Dow, S&P 500 slip as Spain enters recession

News that Spain's economy entered another recession renewed worries about the fragility of Europe's finances on Monday and nudged stocks lower.
The Dow Jones industrial average slipped 35 points to 13,192 shortly after noon Eastern (1600 GMT).
The Spanish government said that country's economy shrank 0.3 percent in the first three months of the year, the second straight quarter of contraction.
Spain is the fourth-largest economy among the 17 countries that use the euro. The worry is that Europe's bailout funds won't be big enough to rescue Spain if it needs help.
A sharp drop in an index of Midwestern manufacturing and a slowdown in U.S. consumer spending last month added to worries that the U.S. economy is slowing down. Weaker earnings reports from health insurer Humana and the owner of the New York Stock Exchange, NYSE Euronext, also weighed on stock indexes.
The Standard & Poor's 500 index fell seven points to 1,396 and the Nasdaq composite fell 18 points to 3,051.
The losses were broad. Nine of the ten industry groups in the S&P 500 fell, led by materials. Only telecoms rose. The dollar and U.S. Treasury prices edged up slightly as investors parked money in low-risk assets.
European markets were mainly lower over growing concerns about Spain. Stocks were off 1.9 percent in Spain, 1.6 percent in France and 1.3 percent in Italy.
Ratings agency Standard & Poor's downgraded Spain's government debt to just three notches above junk Friday. On Monday S&P lowered its rating for 11 Spanish banks, which are loaded with bad debt from a collapsed housing market.
The stock market is coming off its best week in a month. The S&P 500 rise 1.5 percent last week and is still up 11 percent this year. If the S&P finishes lower Monday it will be the first loss after four days of gains.
Stocks to watch include Barnes & Noble, which is teaming up with Microsoft to create a unit to house the digital and college businesses of the bookseller and include a Nook application for Windows 8. The companies said they may separate those businesses entirely. That could mean a stock offering, sale, or some other kind of deal.
Barnes & Noble jumped 69 percent to $23.10. Microsoft was flat.
Health insurer Humana fell 8 percent to $80.73 after reporting a 21 percent drop in first-quarter profit as the company paid out more in claims, falling short of Wall Street expectations.

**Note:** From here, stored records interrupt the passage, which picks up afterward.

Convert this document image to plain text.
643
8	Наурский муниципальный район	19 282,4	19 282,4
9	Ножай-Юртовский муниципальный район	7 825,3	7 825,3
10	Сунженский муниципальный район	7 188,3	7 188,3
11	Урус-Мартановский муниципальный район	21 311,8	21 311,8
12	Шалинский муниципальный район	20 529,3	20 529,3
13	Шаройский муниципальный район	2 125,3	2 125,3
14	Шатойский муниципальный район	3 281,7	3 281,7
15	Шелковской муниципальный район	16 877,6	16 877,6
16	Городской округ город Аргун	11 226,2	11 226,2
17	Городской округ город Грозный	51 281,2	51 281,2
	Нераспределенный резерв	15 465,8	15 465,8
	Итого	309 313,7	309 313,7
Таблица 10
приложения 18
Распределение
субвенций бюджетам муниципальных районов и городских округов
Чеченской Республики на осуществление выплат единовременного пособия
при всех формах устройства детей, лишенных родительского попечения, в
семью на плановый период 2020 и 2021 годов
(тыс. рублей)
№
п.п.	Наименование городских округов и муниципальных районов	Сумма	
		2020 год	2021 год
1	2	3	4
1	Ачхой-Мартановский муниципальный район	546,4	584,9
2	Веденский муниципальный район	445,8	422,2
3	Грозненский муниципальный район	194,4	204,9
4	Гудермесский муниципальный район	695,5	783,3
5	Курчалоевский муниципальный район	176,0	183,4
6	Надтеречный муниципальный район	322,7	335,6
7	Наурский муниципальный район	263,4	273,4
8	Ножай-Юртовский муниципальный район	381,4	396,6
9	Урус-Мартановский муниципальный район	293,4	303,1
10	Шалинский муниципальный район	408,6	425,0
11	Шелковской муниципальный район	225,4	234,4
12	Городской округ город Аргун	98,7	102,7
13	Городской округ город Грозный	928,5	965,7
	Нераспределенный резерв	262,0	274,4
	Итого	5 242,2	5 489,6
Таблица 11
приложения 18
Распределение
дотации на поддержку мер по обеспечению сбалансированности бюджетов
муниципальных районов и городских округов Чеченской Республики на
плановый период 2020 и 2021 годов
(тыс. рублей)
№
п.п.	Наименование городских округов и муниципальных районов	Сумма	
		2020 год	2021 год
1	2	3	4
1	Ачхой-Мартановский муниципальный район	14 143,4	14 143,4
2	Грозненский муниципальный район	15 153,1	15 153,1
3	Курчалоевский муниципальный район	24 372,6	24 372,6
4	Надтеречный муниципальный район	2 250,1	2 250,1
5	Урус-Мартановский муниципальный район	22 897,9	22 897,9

NYSE Euronext, owner of the New York Stock Exchange, fell 5 percent to $25.57 after reporting that its income plunged 44 percent in the first three months of the year. Trading business was weak and the company had to abandon a merger deal with the European exchange operator Deutsche Boerse.
Sunoco jumped 19 percent to $48.80, the most of any stock in the S&P 500, on news that the fuel-refining company agreed to be bought by Energy Transfer Partners, a natural gas pipeline partnership, for $5.3 billion.